21. La preuve de toute proclamation, de tout décret ou règlement pris, ou de toute nomination faite par le gouverneur général ou par le gouverneur en conseil, ou par un ministre ou chef de tout ministère du gouvernement du Canada, ou sous leur autorité, de même que la preuve d’un traité auquel le Canada est partie, peut être faite par les moyens ou l’un des moyens suivants :

[…]

 

d) s’il s’agit d’une proclamation, d’un décret ou règlement pris par le gouverneur général ou le gouverneur en conseil, ou d’une nomination faite par lui, la production d’une expédition ou d’un extrait présenté comme certifié conforme par le greffier, le greffier adjoint ou le greffier suppléant du Conseil privé de la Reine pour le Canada;

 

e) s’il s’agit d’un décret ou d’un règlement pris, ou d’une nomination faite par l’autorité ou sous l’autorité d’un tel ministre ou chef de ministère, la production d’une expédition ou d’un extrait donné comme certifié conforme par le ministre, ou son sous‑ministre ou sous‑ministre suppléant, ou par le secrétaire ou le secrétaire suppléant du ministère qu’il préside.

21. Evidence of any proclamation, order, regulation or appointment, made or issued by the Governor General or by the Governor in Council, or by or under the authority of any minister or head of any department of the Government of Canada and evidence of a treaty to which Canada is a party, may be given in all or any of the following ways:

[…]

 

 

(d) by the production, in the case of any proclamation, order, regulation or appointment made or issued by the Governor General or by the Governor in Council, of a copy or extract purporting to be certified to be true by the clerk or assistant or acting clerk of the Queen’s Privy Council for Canada; and

 

 

(e) by the production, in the case of any order, regulation or appointment made or issued by or under the authority of any minister or head of a department of the Government of Canada, of a copy or extract purporting to be certified to be true by the minister, by his deputy or acting deputy, or by the secretary or acting secretary of the department over which he presides.

 

 

 

[34]           L’intimé affirme toutefois qu’il ne peut communiquer une copie faisant autorité de la décision du Conseil du Trésor en raison de l’article 39 de la Loi sur la preuve au Canada.

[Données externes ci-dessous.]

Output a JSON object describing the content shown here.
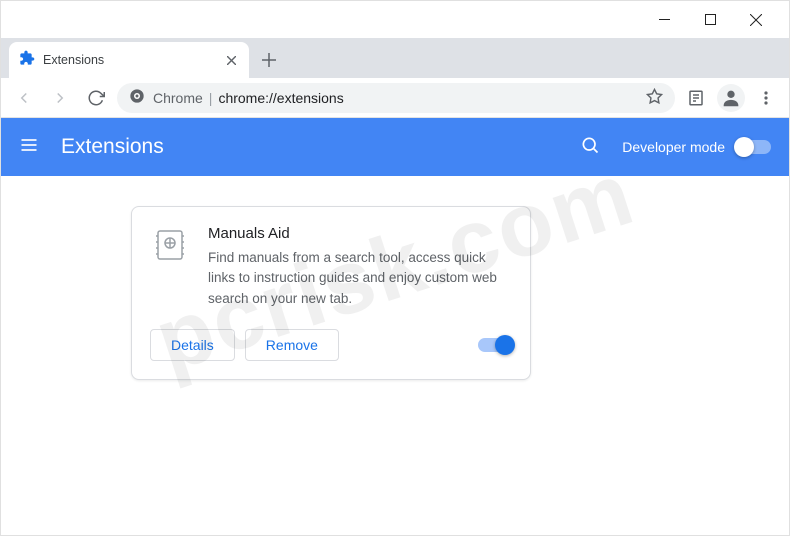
{
  "window": {
    "tab_title": "Extensions"
  },
  "omnibox": {
    "host": "Chrome",
    "path": "chrome://extensions"
  },
  "header": {
    "title": "Extensions",
    "developer_mode_label": "Developer mode",
    "developer_mode_on": false
  },
  "extension": {
    "name": "Manuals Aid",
    "description": "Find manuals from a search tool, access quick links to instruction guides and enjoy custom web search on your new tab.",
    "details_label": "Details",
    "remove_label": "Remove",
    "enabled": true
  },
  "watermark": "pcrisk.com"
}
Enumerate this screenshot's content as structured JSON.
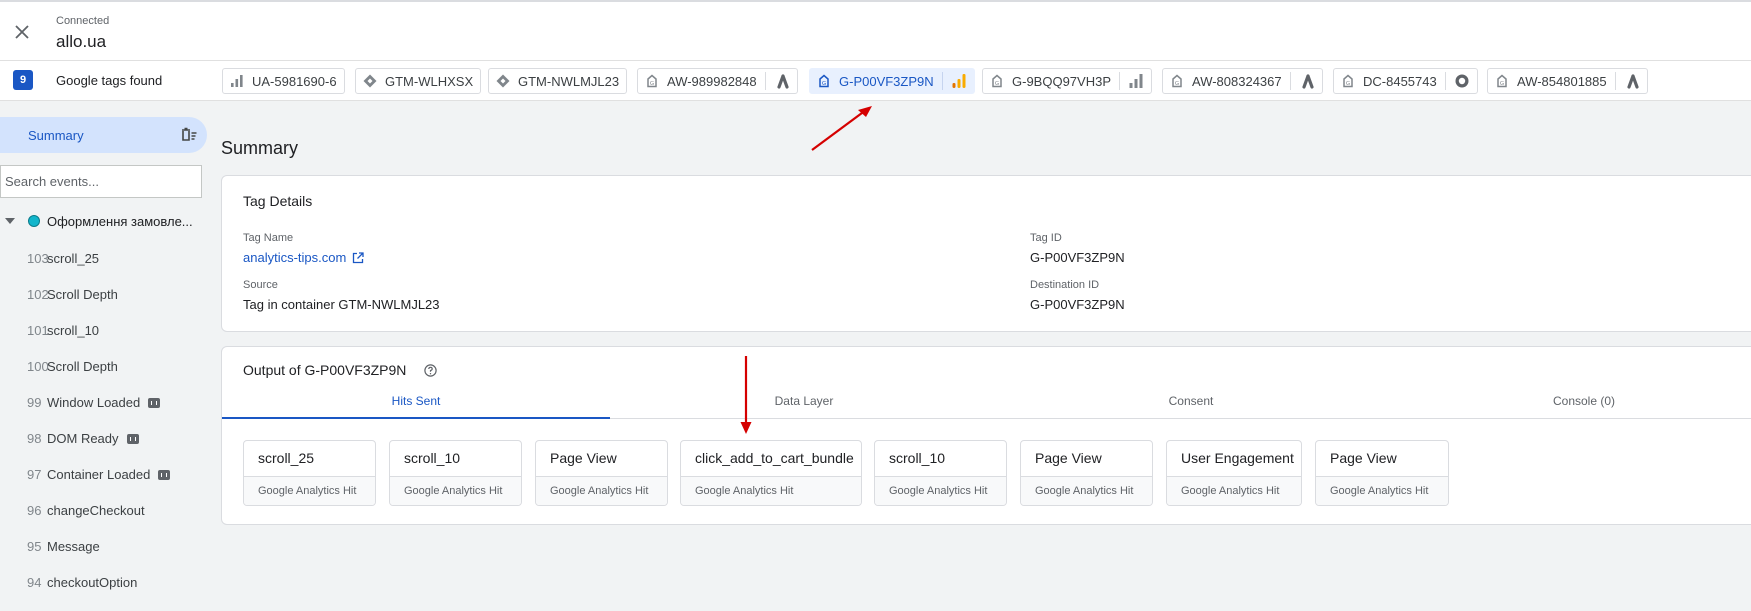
{
  "header": {
    "connection_status": "Connected",
    "site": "allo.ua"
  },
  "tags_bar": {
    "count": "9",
    "label": "Google tags found",
    "tags": [
      {
        "id": "UA-5981690-6",
        "icon": "analytics-bars-icon",
        "active": false
      },
      {
        "id": "GTM-WLHXSX",
        "icon": "gtm-diamond-icon",
        "active": false
      },
      {
        "id": "GTM-NWLMJL23",
        "icon": "gtm-diamond-icon",
        "active": false
      },
      {
        "id": "AW-989982848",
        "icon": "google-tag-icon",
        "secondary_icon": "google-ads-icon",
        "active": false
      },
      {
        "id": "G-P00VF3ZP9N",
        "icon": "google-tag-icon",
        "secondary_icon": "google-analytics-icon",
        "active": true
      },
      {
        "id": "G-9BQQ97VH3P",
        "icon": "google-tag-icon",
        "secondary_icon": "analytics-bars-icon",
        "active": false
      },
      {
        "id": "AW-808324367",
        "icon": "google-tag-icon",
        "secondary_icon": "google-ads-icon",
        "active": false
      },
      {
        "id": "DC-8455743",
        "icon": "google-tag-icon",
        "secondary_icon": "floodlight-icon",
        "active": false
      },
      {
        "id": "AW-854801885",
        "icon": "google-tag-icon",
        "secondary_icon": "google-ads-icon",
        "active": false
      }
    ]
  },
  "sidebar": {
    "summary_label": "Summary",
    "search_placeholder": "Search events...",
    "group_label": "Оформлення замовле...",
    "events": [
      {
        "num": "103",
        "name": "scroll_25",
        "badge": false
      },
      {
        "num": "102",
        "name": "Scroll Depth",
        "badge": false
      },
      {
        "num": "101",
        "name": "scroll_10",
        "badge": false
      },
      {
        "num": "100",
        "name": "Scroll Depth",
        "badge": false
      },
      {
        "num": "99",
        "name": "Window Loaded",
        "badge": true
      },
      {
        "num": "98",
        "name": "DOM Ready",
        "badge": true
      },
      {
        "num": "97",
        "name": "Container Loaded",
        "badge": true
      },
      {
        "num": "96",
        "name": "changeCheckout",
        "badge": false
      },
      {
        "num": "95",
        "name": "Message",
        "badge": false
      },
      {
        "num": "94",
        "name": "checkoutOption",
        "badge": false
      }
    ]
  },
  "main": {
    "title": "Summary",
    "tag_details": {
      "title": "Tag Details",
      "tag_name_label": "Tag Name",
      "tag_name_value": "analytics-tips.com",
      "source_label": "Source",
      "source_value": "Tag in container GTM-NWLMJL23",
      "tag_id_label": "Tag ID",
      "tag_id_value": "G-P00VF3ZP9N",
      "destination_id_label": "Destination ID",
      "destination_id_value": "G-P00VF3ZP9N"
    },
    "output": {
      "title": "Output of G-P00VF3ZP9N",
      "tabs": [
        {
          "label": "Hits Sent",
          "active": true
        },
        {
          "label": "Data Layer",
          "active": false
        },
        {
          "label": "Consent",
          "active": false
        },
        {
          "label": "Console (0)",
          "active": false
        }
      ],
      "hits": [
        {
          "name": "scroll_25",
          "type": "Google Analytics Hit"
        },
        {
          "name": "scroll_10",
          "type": "Google Analytics Hit"
        },
        {
          "name": "Page View",
          "type": "Google Analytics Hit"
        },
        {
          "name": "click_add_to_cart_bundle",
          "type": "Google Analytics Hit"
        },
        {
          "name": "scroll_10",
          "type": "Google Analytics Hit"
        },
        {
          "name": "Page View",
          "type": "Google Analytics Hit"
        },
        {
          "name": "User Engagement",
          "type": "Google Analytics Hit"
        },
        {
          "name": "Page View",
          "type": "Google Analytics Hit"
        }
      ]
    }
  },
  "colors": {
    "accent": "#1a57c4",
    "active_bg": "#d3e3fd",
    "annotation_arrow": "#d50000"
  }
}
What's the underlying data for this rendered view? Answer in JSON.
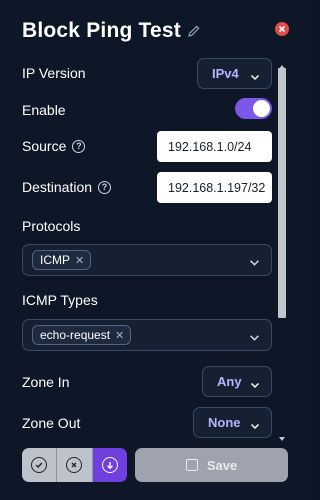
{
  "title": "Block Ping Test",
  "fields": {
    "ip_version": {
      "label": "IP Version",
      "value": "IPv4"
    },
    "enable": {
      "label": "Enable",
      "on": true
    },
    "source": {
      "label": "Source",
      "value": "192.168.1.0/24"
    },
    "destination": {
      "label": "Destination",
      "value": "192.168.1.197/32"
    },
    "protocols": {
      "label": "Protocols",
      "chips": [
        "ICMP"
      ]
    },
    "icmp_types": {
      "label": "ICMP Types",
      "chips": [
        "echo-request"
      ]
    },
    "zone_in": {
      "label": "Zone In",
      "value": "Any"
    },
    "zone_out": {
      "label": "Zone Out",
      "value": "None"
    }
  },
  "footer": {
    "save_label": "Save"
  },
  "colors": {
    "background": "#0e1727",
    "accent": "#7c57e8",
    "dropdown_text": "#b7b3ff",
    "close": "#e44c4c"
  }
}
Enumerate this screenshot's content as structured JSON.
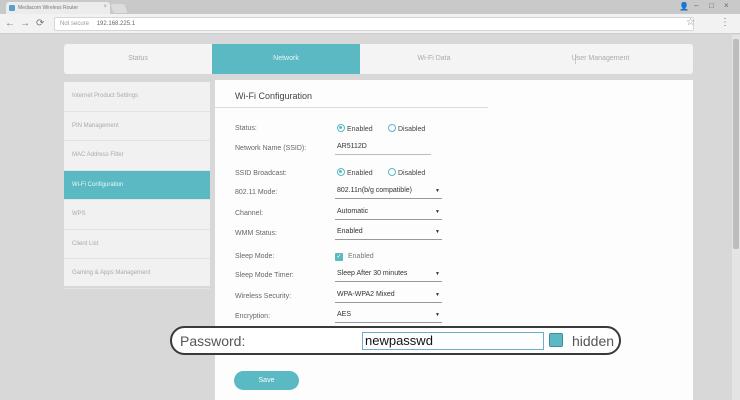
{
  "browser": {
    "tab_title": "Mediacom Wireless Router",
    "tab_close": "×",
    "omnibox_secure": "Not secure",
    "omnibox_url": "192.168.225.1",
    "back": "←",
    "forward": "→",
    "reload": "⟳",
    "star": "☆",
    "menu": "⋮",
    "user": "👤",
    "min": "–",
    "max": "□",
    "close": "×"
  },
  "topnav": {
    "items": [
      "Status",
      "Network",
      "Wi-Fi Data",
      "User Management"
    ],
    "active": "Network"
  },
  "sidebar": {
    "items": [
      "Internet Product Settings",
      "PIN Management",
      "MAC Address Filter",
      "Wi-Fi Configuration",
      "WPS",
      "Client List",
      "Gaming & Apps Management"
    ],
    "active_index": 3
  },
  "panel": {
    "title": "Wi-Fi Configuration",
    "status_label": "Status:",
    "status_enabled": "Enabled",
    "status_disabled": "Disabled",
    "ssid_label": "Network Name (SSID):",
    "ssid_value": "AR5112D",
    "broadcast_label": "SSID Broadcast:",
    "broadcast_enabled": "Enabled",
    "broadcast_disabled": "Disabled",
    "mode_label": "802.11 Mode:",
    "mode_value": "802.11n(b/g compatible)",
    "channel_label": "Channel:",
    "channel_value": "Automatic",
    "wmm_label": "WMM Status:",
    "wmm_value": "Enabled",
    "sleep_label": "Sleep Mode:",
    "sleep_value": "Enabled",
    "sleep_timer_label": "Sleep Mode Timer:",
    "sleep_timer_value": "Sleep After 30 minutes",
    "security_label": "Wireless Security:",
    "security_value": "WPA-WPA2 Mixed",
    "encryption_label": "Encryption:",
    "encryption_value": "AES",
    "save_label": "Save",
    "arrow": "▼",
    "check": "✓"
  },
  "password": {
    "label": "Password:",
    "value": "newpasswd",
    "hidden_label": "hidden"
  },
  "colors": {
    "accent": "#5bb9c3"
  }
}
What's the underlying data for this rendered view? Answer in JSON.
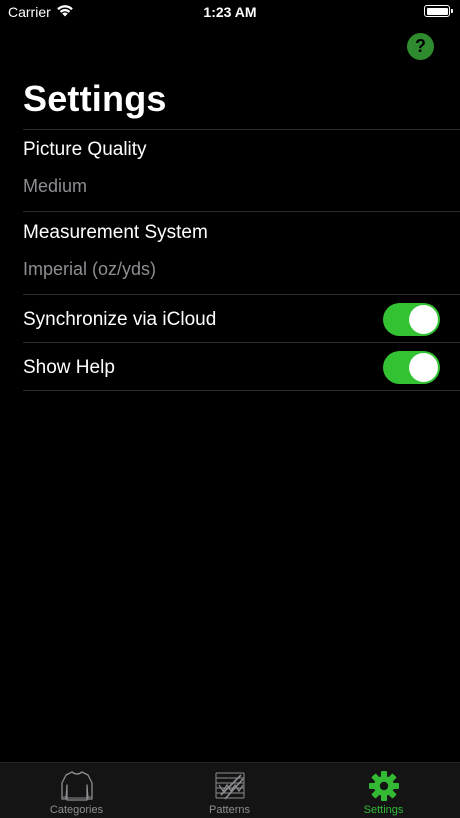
{
  "status_bar": {
    "carrier": "Carrier",
    "time": "1:23 AM"
  },
  "header": {
    "help_label": "?",
    "title": "Settings"
  },
  "settings": {
    "picture_quality": {
      "label": "Picture Quality",
      "value": "Medium"
    },
    "measurement_system": {
      "label": "Measurement System",
      "value": "Imperial (oz/yds)"
    },
    "sync_icloud": {
      "label": "Synchronize via iCloud",
      "enabled": true
    },
    "show_help": {
      "label": "Show Help",
      "enabled": true
    }
  },
  "tab_bar": {
    "tabs": [
      {
        "label": "Categories",
        "icon": "sweater-icon",
        "active": false
      },
      {
        "label": "Patterns",
        "icon": "knitting-chart-icon",
        "active": false
      },
      {
        "label": "Settings",
        "icon": "gear-icon",
        "active": true
      }
    ]
  },
  "colors": {
    "accent": "#34b934",
    "toggle_on": "#32c232",
    "background": "#000000",
    "secondary_text": "#8e8e93"
  }
}
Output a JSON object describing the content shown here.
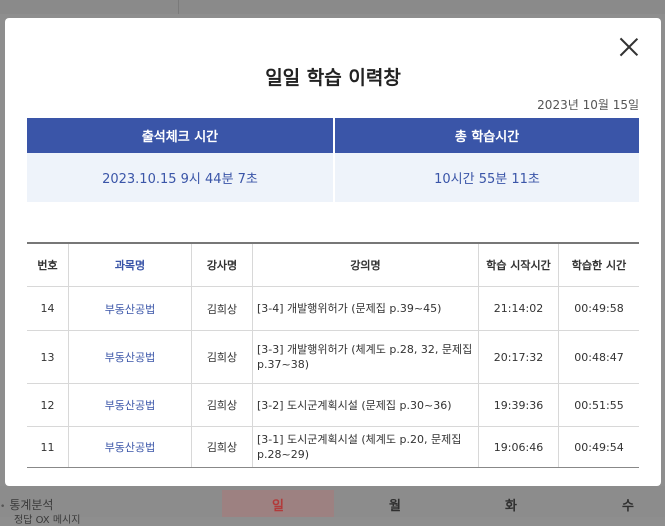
{
  "background": {
    "side_menu": [
      "통계분석",
      "정답 OX 메시지"
    ],
    "weekdays": [
      "일",
      "월",
      "화",
      "수"
    ]
  },
  "modal": {
    "title": "일일 학습 이력창",
    "date": "2023년 10월 15일",
    "summary": {
      "headers": [
        "출석체크 시간",
        "총 학습시간"
      ],
      "values": [
        "2023.10.15 9시 44분 7초",
        "10시간 55분 11초"
      ]
    },
    "table": {
      "headers": [
        "번호",
        "과목명",
        "강사명",
        "강의명",
        "학습 시작시간",
        "학습한 시간"
      ],
      "rows": [
        {
          "no": "14",
          "subject": "부동산공법",
          "teacher": "김희상",
          "lecture": "[3-4] 개발행위허가 (문제집 p.39~45)",
          "start": "21:14:02",
          "duration": "00:49:58"
        },
        {
          "no": "13",
          "subject": "부동산공법",
          "teacher": "김희상",
          "lecture": "[3-3] 개발행위허가 (체계도 p.28, 32, 문제집 p.37~38)",
          "start": "20:17:32",
          "duration": "00:48:47"
        },
        {
          "no": "12",
          "subject": "부동산공법",
          "teacher": "김희상",
          "lecture": "[3-2] 도시군계획시설 (문제집 p.30~36)",
          "start": "19:39:36",
          "duration": "00:51:55"
        },
        {
          "no": "11",
          "subject": "부동산공법",
          "teacher": "김희상",
          "lecture": "[3-1] 도시군계획시설 (체계도 p.20, 문제집 p.28~29)",
          "start": "19:06:46",
          "duration": "00:49:54"
        }
      ]
    }
  }
}
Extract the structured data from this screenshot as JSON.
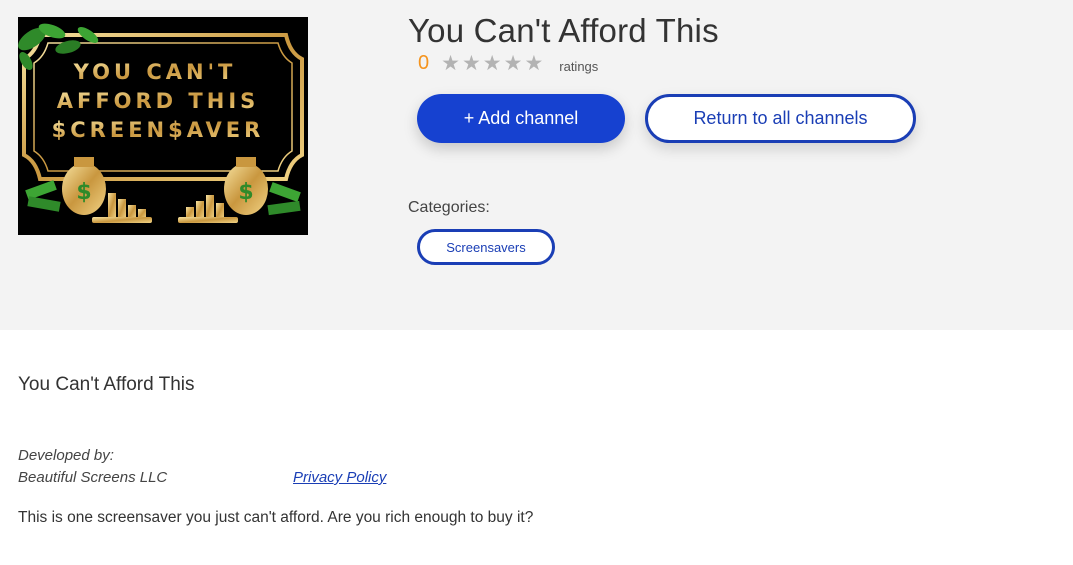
{
  "channel": {
    "title": "You Can't Afford This",
    "rating_count": "0",
    "stars": 5,
    "ratings_label": "ratings"
  },
  "poster": {
    "line1": "YOU CAN'T",
    "line2": "AFFORD THIS",
    "line3": "$CREEN$AVER",
    "icon": "money-bag-icon"
  },
  "buttons": {
    "add_label": "+ Add channel",
    "return_label": "Return to all channels"
  },
  "categories": {
    "label": "Categories:",
    "items": [
      "Screensavers"
    ]
  },
  "details": {
    "title": "You Can't Afford This",
    "developed_by_label": "Developed by:",
    "developer": "Beautiful Screens LLC",
    "privacy_label": "Privacy Policy",
    "description": "This is one screensaver you just can't afford. Are you rich enough to buy it?"
  },
  "colors": {
    "accent": "#1a3eb5",
    "button_fill": "#1641d0",
    "rating_count": "#f5941e",
    "star": "#b3b3b3",
    "hero_bg": "#f3f3f3",
    "gold": "#d9b35a"
  }
}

Cette disposition habilite un ministre fédéral ou le greffier du Conseil privé à s’opposer à la communication de renseignements s’il atteste par écrit que les renseignements constituent des renseignements confidentiels du Conseil privé de la Reine pour le Canada. Cependant, en l’espèce, aucune attestation n’a été déposée conformément à l’article 39. Sans une telle attestation, l’argument de l’intimé doit être rejeté.

 

[35]           Comme l’écrivait la juge en chef McLachlin dans Babcock c. Canada (Procureur général), 2002 CSC 57, [2002] 3 R.C.S. 3, au paragraphe 22, l’article 39 de la Loi sur la preuve au Canada « s’applique uniquement lorsqu’il existe une attestation valide ». Par ailleurs, une attestation est valide « si : (1) elle émane du greffier ou d’un ministre; (2) elle vise des renseignements décrits au paragraphe 39(2); (3) elle est délivrée dans l’exercice de bonne foi d’un pouvoir délégué; (4) elle vise à empêcher la divulgation de renseignements demeurés jusque‑là confidentiels » (arrêt Babcock, paragraphe 27). L’intimé ne remplit aucune de ces conditions. Le renvoi ou le recours à l’article 39 de la Loi sur la preuve au Canada en vue d’obtenir un avantage tactique dans un litige est particulièrement désapprouvé : arrêt Babcock, paragraphe 25.

 

[36]           En l’espèce, l’intimé refuse de produire une preuve faisant foi de la décision du Conseil du Trésor. La Cour peut tirer une inférence défavorable de ce refus, même lorsqu’une attestation valide est produite en vertu de l’article 39 de la Loi sur la preuve au Canada : arrêt Babcock, paragraphe 36. L’inférence défavorable est d’ailleurs renforcée en l’espèce du fait qu’aucune attestation n’a été produite.

 

[37]           Enfin, l’affidavit de M. Thibodeau ne remédie pas au refus de l’intimé de produire une copie de la décision du Conseil du Trésor, et ce, pour plusieurs raisons :

a.       Premièrement, l’affidavit n’est manifestement pas un substitut à la meilleure preuve qui aurait dû être produite en vertu de la Loi sur la preuve au Canada.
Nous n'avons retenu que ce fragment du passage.